You are happy with this new data frame, so you should store it. In general, when you have completed a coherent set of changes on some dataset or when you have created a fully new data frame it's a good idea to store your work. You'll get more experienced in when this makes sense - and it varies per project depending on the nature of the data and the research question. For us, for example, when you have calculated the angular deviation from the target for each reach of a task, it makes sense to not do those calculations again, and instead store the data so you can work on it another day. For this, you can use the function `write.csv()`. Let's look up the help for this function:

```{r}
help(write.csv)
```

So the first argument is the data frame `my_cities` and then you need to specify a file name. It rarely makes sense to use quotation marks for text data or to store row names, so it _does_ make sense to learn how to not store those:

```{r}
write.csv(my_cities, file='my_cities.csv', quote=FALSE, row.names=FALSE)
```

If you check the **Environment** tab, you will see there is a data frame called `my_cities` with 300 observations of 4 variables. You will now remove that data frame from memory and then load it from the file.

You can remove objects from memory by using the `rm()` function. Fix the code chunk below to remove `my_cities`:

```{r}
rm(cities)
```

You can also use `rm()` to remove almost everything from memory. Check the help file for `rm()` to see how.

Now you can load the contents of `my_cities.csv` again:

```{r}
my_cities <- read.csv('my_cities.csv')
head(my_cities)
```

So that appears to have worked!


## more...

Let's say that you want to make a road trip to see a lot of Canada and want to start and stop in a major city. You want to pick two of the largest five cities as start and stop of the roadtrip, and then decide on what places to stop on the way. But first, you should figure out the five largest cities.

```{r}
cities[1:5,]
```

OK, so there is latitude and longitude as position information. We should figure out how we can use those to determine the distance in kilometers between the cities.
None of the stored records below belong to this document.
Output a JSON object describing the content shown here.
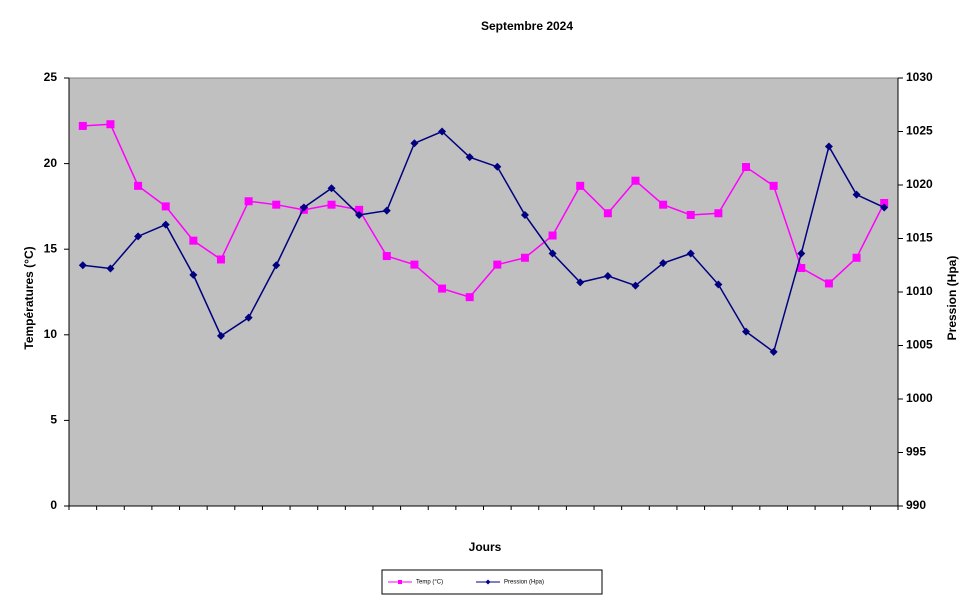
{
  "chart_data": {
    "type": "line",
    "title": "Septembre 2024",
    "x_label": "Jours",
    "y_label": "Températures (°C)",
    "y2_label": "Pression (Hpa)",
    "categories": [
      null,
      null,
      null,
      null,
      null,
      null,
      null,
      null,
      null,
      null,
      null,
      null,
      null,
      null,
      null,
      null,
      null,
      null,
      null,
      null,
      null,
      null,
      null,
      null,
      null,
      null,
      null,
      null,
      null,
      null
    ],
    "series": [
      {
        "name": "Temp (°C)",
        "color": "#ff00ff",
        "marker": "square",
        "values": [
          22.2,
          22.3,
          18.7,
          17.5,
          15.5,
          14.4,
          17.8,
          17.6,
          17.3,
          17.6,
          17.3,
          14.6,
          14.1,
          12.7,
          12.2,
          14.1,
          14.5,
          15.8,
          18.7,
          17.1,
          19.0,
          17.6,
          17.0,
          17.1,
          19.8,
          18.7,
          13.9,
          13.0,
          14.5,
          17.7
        ]
      },
      {
        "name": "Pression (Hpa)",
        "color": "#000080",
        "marker": "diamond",
        "axis": "y2",
        "values": [
          1012.5,
          1012.2,
          1015.2,
          1016.3,
          1011.6,
          1005.9,
          1007.6,
          1012.5,
          1017.9,
          1019.7,
          1017.2,
          1017.6,
          1023.9,
          1025.0,
          1022.6,
          1021.7,
          1017.2,
          1013.6,
          1010.9,
          1011.5,
          1010.6,
          1012.7,
          1013.6,
          1010.7,
          1006.3,
          1004.4,
          1013.6,
          1023.6,
          1019.1,
          1017.9
        ]
      }
    ],
    "ylim": [
      0,
      25
    ],
    "yticks": [
      0,
      5,
      10,
      15,
      20,
      25
    ],
    "y2lim": [
      990,
      1030
    ],
    "y2ticks": [
      990,
      995,
      1000,
      1005,
      1010,
      1015,
      1020,
      1025,
      1030
    ],
    "plot_background": "#c0c0c0",
    "legend": "bottom"
  }
}
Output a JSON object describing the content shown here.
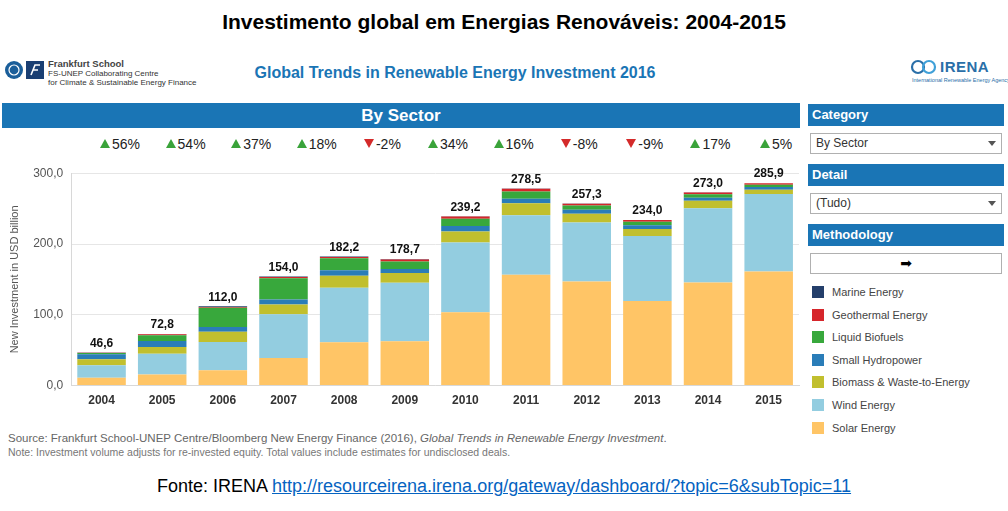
{
  "page": {
    "heading": "Investimento global em Energias Renováveis: 2004-2015",
    "logo_left": [
      "Frankfurt School",
      "FS-UNEP Collaborating Centre",
      "for Climate & Sustainable Energy Finance"
    ],
    "logo_right": [
      "IRENA",
      "International Renewable Energy Agency"
    ],
    "dashboard_title": "Global Trends in Renewable Energy Investment 2016",
    "panel_title": "By Sector",
    "sidebar": [
      {
        "header": "Category",
        "control": "By Sector"
      },
      {
        "header": "Detail",
        "control": "(Tudo)"
      },
      {
        "header": "Methodology",
        "control": "➡"
      }
    ],
    "source": {
      "prefix": "Source: Frankfurt School-UNEP Centre/Bloomberg New Energy Finance (2016), ",
      "italic": "Global Trends in Renewable Energy Investment",
      "suffix": "."
    },
    "note": "Note: Investment volume adjusts for re-invested equity. Total values include estimates for undisclosed deals.",
    "credit": {
      "text": "Fonte: IRENA",
      "link": "http://resourceirena.irena.org/gateway/dashboard/?topic=6&subTopic=11"
    }
  },
  "chart_data": {
    "type": "bar",
    "stacked": true,
    "grid": true,
    "legend": "right",
    "y_label": "New Investment in USD billion",
    "categories": [
      "2004",
      "2005",
      "2006",
      "2007",
      "2008",
      "2009",
      "2010",
      "2011",
      "2012",
      "2013",
      "2014",
      "2015"
    ],
    "ylim": [
      0,
      300
    ],
    "yticks": [
      {
        "value": 0,
        "label": "0,0"
      },
      {
        "value": 100,
        "label": "100,0"
      },
      {
        "value": 200,
        "label": "200,0"
      },
      {
        "value": 300,
        "label": "300,0"
      }
    ],
    "series": [
      {
        "name": "Solar Energy",
        "color": "#ffc566",
        "values": [
          11.2,
          15.8,
          21.7,
          38.9,
          61.1,
          62.5,
          103.5,
          156.5,
          147.0,
          119.5,
          145.6,
          161.0
        ]
      },
      {
        "name": "Wind Energy",
        "color": "#93cde0",
        "values": [
          17.7,
          29.2,
          39.8,
          61.9,
          77.1,
          82.6,
          98.7,
          84.1,
          83.2,
          91.9,
          104.9,
          109.7
        ]
      },
      {
        "name": "Biomass & Waste-to-Energy",
        "color": "#c1bf2e",
        "values": [
          8.2,
          9.5,
          14.4,
          13.9,
          16.9,
          13.8,
          15.5,
          17.1,
          12.4,
          9.9,
          10.6,
          6.0
        ]
      },
      {
        "name": "Small Hydropower",
        "color": "#2a7db8",
        "values": [
          7.2,
          8.6,
          6.8,
          6.8,
          7.7,
          5.7,
          7.6,
          6.1,
          5.6,
          5.1,
          4.4,
          3.9
        ]
      },
      {
        "name": "Liquid Biofuels",
        "color": "#38a83c",
        "values": [
          1.8,
          8.0,
          27.3,
          30.3,
          17.1,
          10.6,
          10.2,
          10.4,
          6.1,
          4.9,
          4.7,
          3.1
        ]
      },
      {
        "name": "Geothermal Energy",
        "color": "#d6262b",
        "values": [
          0.4,
          1.6,
          1.1,
          1.5,
          1.7,
          3.0,
          3.4,
          4.0,
          2.7,
          2.5,
          2.4,
          2.0
        ]
      },
      {
        "name": "Marine Energy",
        "color": "#243f6b",
        "values": [
          0.1,
          0.1,
          0.9,
          0.7,
          0.6,
          0.5,
          0.3,
          0.3,
          0.3,
          0.2,
          0.4,
          0.2
        ]
      }
    ],
    "totals": [
      46.6,
      72.8,
      112.0,
      154.0,
      182.2,
      178.7,
      239.2,
      278.5,
      257.3,
      234.0,
      273.0,
      285.9
    ],
    "total_labels": [
      "46,6",
      "72,8",
      "112,0",
      "154,0",
      "182,2",
      "178,7",
      "239,2",
      "278,5",
      "257,3",
      "234,0",
      "273,0",
      "285,9"
    ],
    "growth": {
      "values": [
        56,
        54,
        37,
        18,
        -2,
        34,
        16,
        -8,
        -9,
        17,
        5
      ],
      "labels": [
        "56%",
        "54%",
        "37%",
        "18%",
        "-2%",
        "34%",
        "16%",
        "-8%",
        "-9%",
        "17%",
        "5%"
      ]
    }
  }
}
After some Googling, you have decided that using the `geosphere` package would be easiest. This package has a function `distm()` that returns a distance matrix, and you just have to pick the largest value from that. Let's first install the package:

```{r}
# install.packages('geosphere')
```

If you were successfull, you can now make sure that the functionality of the package is available to you with this command:

```{r}
library(geosphere)
```

And now you can look at the help file for the `distm()` function:

```{r}
help(distm)
```

As you can see, the function needs longitude/latitude input, and you decide to create a matrix with the cities in the rows and longitude in the first and latitude in the second column. Change this chunk to only use the first five cities

```{r}
positions <- as.matrix(cities[,c("Longitude","Latitude")])
positions
```

You think the positions matrix is ready for the `distm()` function, so let's try it:

```{r}
distances <- distm(positions)
distances
```

Now you could find the largest distance here by hand, but let's automate as well. You could simply ask for the `max()` of the distance matrix:

```{r}
max(distances)
```

That will be a long road-trip! Expecially since the road is probably not a straight line. However, you want to know which two cities this distance belongs to:

```{r}
which.max(distances)
```

But that treats the matrix as a vector, and simply gives a single position. You use Google some more and find this solution:

```{r}
which(distances == max(distances), arr.ind = TRUE)
```

Since there are only five cities you can easily look up which two those are, but let's automate this as well:

```{r}
unique(cities$City[which(distances == max(distances), arr.ind = TRUE)])
```

Alright! You will be going from Vancouver to Montreal... Now let's see if you had searched in the 50 largest cities in Canada:

```{r}
dist50 <- distm(as.matrix(cities[c(1:50),c("Longitude","Latitude")]))
unique(cities$City[which(dist50 == max(dist50), arr.ind = TRUE)])
```

Now you had a 50 x 50 matrix with 1225 distances and you feel good for having automated this tedious task. However, you really don't want to go from Nanaimo to Saint John's, so you stick with your original plan.